The first two scorers use LLMs to evaluate the response, so-called LLM-as-a-Judge. This is a powerful technique to assess the quality of the response, because it provides a human-like evaluation for complex language tasks while being more scalable and cost-effective than human evaluation.
The Scorer interface allows you to define various types of quality metrics for your application in a simple way.
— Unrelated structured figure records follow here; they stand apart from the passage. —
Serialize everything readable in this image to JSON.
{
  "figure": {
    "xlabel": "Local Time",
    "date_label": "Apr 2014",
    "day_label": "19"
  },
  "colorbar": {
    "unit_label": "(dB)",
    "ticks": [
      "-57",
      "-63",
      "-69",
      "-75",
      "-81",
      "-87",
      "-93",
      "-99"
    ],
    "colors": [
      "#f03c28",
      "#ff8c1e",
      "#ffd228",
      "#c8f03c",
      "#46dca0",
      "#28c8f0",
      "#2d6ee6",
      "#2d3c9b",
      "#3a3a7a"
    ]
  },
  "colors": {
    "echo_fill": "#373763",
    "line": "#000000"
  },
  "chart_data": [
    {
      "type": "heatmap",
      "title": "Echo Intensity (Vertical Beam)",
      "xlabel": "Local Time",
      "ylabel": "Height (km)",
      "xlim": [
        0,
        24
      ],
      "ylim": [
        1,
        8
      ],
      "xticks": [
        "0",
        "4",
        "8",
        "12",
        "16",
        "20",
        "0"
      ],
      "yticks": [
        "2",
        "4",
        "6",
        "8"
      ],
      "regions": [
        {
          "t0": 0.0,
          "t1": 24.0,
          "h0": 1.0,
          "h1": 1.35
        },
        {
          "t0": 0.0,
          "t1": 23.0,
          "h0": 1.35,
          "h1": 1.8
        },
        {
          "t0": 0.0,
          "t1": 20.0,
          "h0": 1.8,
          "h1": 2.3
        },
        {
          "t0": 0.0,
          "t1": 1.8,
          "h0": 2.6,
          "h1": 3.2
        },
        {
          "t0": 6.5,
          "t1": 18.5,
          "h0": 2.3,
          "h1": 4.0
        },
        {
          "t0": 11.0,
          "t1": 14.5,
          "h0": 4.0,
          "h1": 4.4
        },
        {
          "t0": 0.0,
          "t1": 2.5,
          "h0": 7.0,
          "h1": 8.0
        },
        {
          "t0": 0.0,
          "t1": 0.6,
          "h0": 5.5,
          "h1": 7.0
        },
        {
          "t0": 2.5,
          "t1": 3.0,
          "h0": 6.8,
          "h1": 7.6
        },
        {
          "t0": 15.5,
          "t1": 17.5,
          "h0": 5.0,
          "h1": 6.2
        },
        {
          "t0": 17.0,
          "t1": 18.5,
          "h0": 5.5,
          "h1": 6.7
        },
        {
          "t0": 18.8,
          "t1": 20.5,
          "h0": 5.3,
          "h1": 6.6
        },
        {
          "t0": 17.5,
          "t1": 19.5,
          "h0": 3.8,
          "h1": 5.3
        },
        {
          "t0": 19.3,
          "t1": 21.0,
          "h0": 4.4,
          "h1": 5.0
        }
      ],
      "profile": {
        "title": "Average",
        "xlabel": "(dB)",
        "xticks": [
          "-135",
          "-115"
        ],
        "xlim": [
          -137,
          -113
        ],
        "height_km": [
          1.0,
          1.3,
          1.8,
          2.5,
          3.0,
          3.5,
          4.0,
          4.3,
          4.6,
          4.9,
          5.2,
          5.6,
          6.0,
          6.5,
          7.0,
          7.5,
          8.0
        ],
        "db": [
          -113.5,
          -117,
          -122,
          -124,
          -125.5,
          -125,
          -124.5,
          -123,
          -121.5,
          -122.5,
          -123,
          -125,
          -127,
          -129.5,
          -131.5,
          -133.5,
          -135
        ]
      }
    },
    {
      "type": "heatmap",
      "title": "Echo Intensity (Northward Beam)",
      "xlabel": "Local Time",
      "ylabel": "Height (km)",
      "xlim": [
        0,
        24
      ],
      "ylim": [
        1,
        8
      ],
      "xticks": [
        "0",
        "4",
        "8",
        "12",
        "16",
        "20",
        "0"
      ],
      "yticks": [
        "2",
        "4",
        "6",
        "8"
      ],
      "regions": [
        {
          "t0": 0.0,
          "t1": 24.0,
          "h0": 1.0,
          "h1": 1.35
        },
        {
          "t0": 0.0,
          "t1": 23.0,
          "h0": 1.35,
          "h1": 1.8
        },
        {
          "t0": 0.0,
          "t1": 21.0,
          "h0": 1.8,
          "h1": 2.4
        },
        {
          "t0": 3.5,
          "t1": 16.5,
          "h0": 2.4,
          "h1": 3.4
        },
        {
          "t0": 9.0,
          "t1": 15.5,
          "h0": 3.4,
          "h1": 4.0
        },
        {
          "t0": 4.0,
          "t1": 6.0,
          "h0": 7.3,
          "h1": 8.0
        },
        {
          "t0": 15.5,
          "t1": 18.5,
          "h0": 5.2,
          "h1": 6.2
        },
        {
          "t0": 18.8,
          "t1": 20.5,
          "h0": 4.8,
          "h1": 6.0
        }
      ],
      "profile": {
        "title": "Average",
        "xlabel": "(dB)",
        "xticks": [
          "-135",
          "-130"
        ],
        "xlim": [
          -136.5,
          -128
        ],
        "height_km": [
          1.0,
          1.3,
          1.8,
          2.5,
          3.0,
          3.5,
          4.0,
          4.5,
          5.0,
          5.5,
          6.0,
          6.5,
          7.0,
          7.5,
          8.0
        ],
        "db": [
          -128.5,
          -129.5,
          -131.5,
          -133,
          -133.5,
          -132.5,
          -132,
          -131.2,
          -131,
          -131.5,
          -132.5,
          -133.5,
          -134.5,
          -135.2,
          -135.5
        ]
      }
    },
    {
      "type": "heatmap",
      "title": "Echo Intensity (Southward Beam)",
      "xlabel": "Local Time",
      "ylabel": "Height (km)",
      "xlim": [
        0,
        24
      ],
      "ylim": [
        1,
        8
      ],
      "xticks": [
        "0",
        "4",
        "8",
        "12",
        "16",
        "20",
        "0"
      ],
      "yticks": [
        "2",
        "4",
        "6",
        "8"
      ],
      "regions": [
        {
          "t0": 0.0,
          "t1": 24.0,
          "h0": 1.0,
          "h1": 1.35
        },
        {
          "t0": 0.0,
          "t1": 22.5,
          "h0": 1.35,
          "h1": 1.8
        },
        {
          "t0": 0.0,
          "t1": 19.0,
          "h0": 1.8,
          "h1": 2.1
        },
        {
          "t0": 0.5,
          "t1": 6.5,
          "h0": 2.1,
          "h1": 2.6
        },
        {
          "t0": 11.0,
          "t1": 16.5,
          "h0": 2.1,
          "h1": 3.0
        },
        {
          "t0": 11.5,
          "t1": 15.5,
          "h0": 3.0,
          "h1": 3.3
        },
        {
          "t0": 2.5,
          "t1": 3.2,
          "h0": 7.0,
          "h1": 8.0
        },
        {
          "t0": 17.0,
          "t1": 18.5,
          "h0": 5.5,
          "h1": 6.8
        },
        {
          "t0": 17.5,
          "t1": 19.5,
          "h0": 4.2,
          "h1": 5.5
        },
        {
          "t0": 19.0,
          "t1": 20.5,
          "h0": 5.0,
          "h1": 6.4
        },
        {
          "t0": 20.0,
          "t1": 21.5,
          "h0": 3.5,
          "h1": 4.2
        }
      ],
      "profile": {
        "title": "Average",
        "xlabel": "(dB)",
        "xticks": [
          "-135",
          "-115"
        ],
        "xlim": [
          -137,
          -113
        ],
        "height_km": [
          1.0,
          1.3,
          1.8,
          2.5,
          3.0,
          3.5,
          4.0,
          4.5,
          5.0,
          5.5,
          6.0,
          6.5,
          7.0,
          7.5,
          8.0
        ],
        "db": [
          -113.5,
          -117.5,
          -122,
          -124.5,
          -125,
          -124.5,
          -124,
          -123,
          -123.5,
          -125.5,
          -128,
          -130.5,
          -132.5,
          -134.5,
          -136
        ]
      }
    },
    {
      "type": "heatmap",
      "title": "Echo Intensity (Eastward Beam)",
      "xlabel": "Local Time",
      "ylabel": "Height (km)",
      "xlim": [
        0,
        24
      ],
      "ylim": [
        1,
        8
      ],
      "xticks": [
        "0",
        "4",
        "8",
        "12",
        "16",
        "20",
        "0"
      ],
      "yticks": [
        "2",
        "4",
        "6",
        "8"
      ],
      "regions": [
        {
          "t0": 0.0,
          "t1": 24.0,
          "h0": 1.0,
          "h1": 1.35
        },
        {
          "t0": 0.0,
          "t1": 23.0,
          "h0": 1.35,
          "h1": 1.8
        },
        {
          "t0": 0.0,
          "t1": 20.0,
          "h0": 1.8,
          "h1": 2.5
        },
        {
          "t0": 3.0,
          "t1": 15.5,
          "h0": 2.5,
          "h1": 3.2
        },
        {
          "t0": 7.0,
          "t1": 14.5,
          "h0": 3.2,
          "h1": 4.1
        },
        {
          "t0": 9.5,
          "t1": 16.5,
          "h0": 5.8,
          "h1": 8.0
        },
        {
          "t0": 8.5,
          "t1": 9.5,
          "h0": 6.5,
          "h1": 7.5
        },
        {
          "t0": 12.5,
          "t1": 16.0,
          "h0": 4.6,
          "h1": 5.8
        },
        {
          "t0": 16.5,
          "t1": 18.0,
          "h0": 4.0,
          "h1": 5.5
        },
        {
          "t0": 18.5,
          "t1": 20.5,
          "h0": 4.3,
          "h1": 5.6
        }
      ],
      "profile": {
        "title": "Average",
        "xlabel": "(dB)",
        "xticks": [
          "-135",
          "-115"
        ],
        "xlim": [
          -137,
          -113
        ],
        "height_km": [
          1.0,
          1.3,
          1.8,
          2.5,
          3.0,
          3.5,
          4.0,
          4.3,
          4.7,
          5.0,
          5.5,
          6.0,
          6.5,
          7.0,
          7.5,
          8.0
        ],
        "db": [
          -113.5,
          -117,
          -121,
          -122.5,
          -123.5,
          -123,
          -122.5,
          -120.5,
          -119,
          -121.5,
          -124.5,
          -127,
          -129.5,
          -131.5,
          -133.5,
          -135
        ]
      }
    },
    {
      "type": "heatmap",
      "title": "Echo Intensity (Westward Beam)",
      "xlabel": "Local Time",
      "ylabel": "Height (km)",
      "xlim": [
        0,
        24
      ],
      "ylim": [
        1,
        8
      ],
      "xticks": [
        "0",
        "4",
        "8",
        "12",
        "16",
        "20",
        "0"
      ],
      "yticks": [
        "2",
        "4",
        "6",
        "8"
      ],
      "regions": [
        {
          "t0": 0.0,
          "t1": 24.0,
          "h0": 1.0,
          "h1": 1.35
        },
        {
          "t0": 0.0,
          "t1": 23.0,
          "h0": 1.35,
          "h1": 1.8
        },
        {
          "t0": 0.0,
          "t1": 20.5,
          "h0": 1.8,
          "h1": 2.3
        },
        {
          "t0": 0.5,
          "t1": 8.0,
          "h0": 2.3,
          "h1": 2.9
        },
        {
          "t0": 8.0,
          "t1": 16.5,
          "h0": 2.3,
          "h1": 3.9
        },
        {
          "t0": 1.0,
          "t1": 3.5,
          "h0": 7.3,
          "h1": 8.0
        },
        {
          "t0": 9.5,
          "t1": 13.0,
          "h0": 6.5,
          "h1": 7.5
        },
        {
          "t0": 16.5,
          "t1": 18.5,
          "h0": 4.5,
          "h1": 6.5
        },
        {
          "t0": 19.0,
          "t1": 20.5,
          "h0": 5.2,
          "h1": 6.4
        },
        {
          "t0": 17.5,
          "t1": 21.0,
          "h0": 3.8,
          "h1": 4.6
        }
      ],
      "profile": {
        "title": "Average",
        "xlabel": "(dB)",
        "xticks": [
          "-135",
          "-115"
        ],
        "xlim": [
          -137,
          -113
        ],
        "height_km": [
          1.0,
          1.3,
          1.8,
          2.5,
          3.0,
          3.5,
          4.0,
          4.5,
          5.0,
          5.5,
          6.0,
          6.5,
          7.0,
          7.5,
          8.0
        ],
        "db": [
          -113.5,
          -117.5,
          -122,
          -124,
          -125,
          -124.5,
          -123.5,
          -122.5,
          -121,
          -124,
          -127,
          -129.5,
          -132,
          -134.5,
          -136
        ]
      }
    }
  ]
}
From a simple natural language guideline to a code function with the full control of the evaluation logic.
The default model used for LLM-as-a-Judge scorers such as Correctness and Guidelines is OpenAI gpt-4o-mini
. MLflow supports all major LLM providers, such as Anthropic, Bedrock, Google, xAI, and more, through the built-in adopters and LiteLLM.
Example of using different model providers for the judge model
# Anthropic
Correctness(model="anthropic:/claude-sonnet-4-20250514")
# Bedrock
Correctness(model="bedrock:/anthropic.claude-sonnet-4-20250514")
# Google
# Run `pip install litellm` to use Google as the judge model
Correctness(model="gemini/gemini-2.5-flash")
# xAI
# Run `pip install litellm` to use xAI as the judge model
Correctness(model="xai/grok-2-latest")
Step 5: Run the evaluation
Now we have all three components of the evaluation: dataset, prediction function, and scorers. Let's run the evaluation!
import mlflow
results = mlflow.genai.evaluate(
data=eval_dataset,
predict_fn=qa_predict_fn,
scorers=scorers,
)
After running the code above, go to the MLflow UI and navigate to your experiment. You'll see the evaluation results with detailed metrics for each scorer.

By clicking on the each row in the table, you can see the detailed rationale behind the score and the trace of the prediction.

Summary
Congratulations! You've successfully:
- ✅ Set up MLflow GenAI Evaluation for your applications
- ✅ Evaluated a Q&A application with built-in scorers
- ✅ Created custom evaluation guidelines
- ✅ Learned to analyze results in the MLflow UI
MLflow's evaluation framework provides comprehensive tools for assessing GenAI application quality, helping you build more reliable and effective AI systems.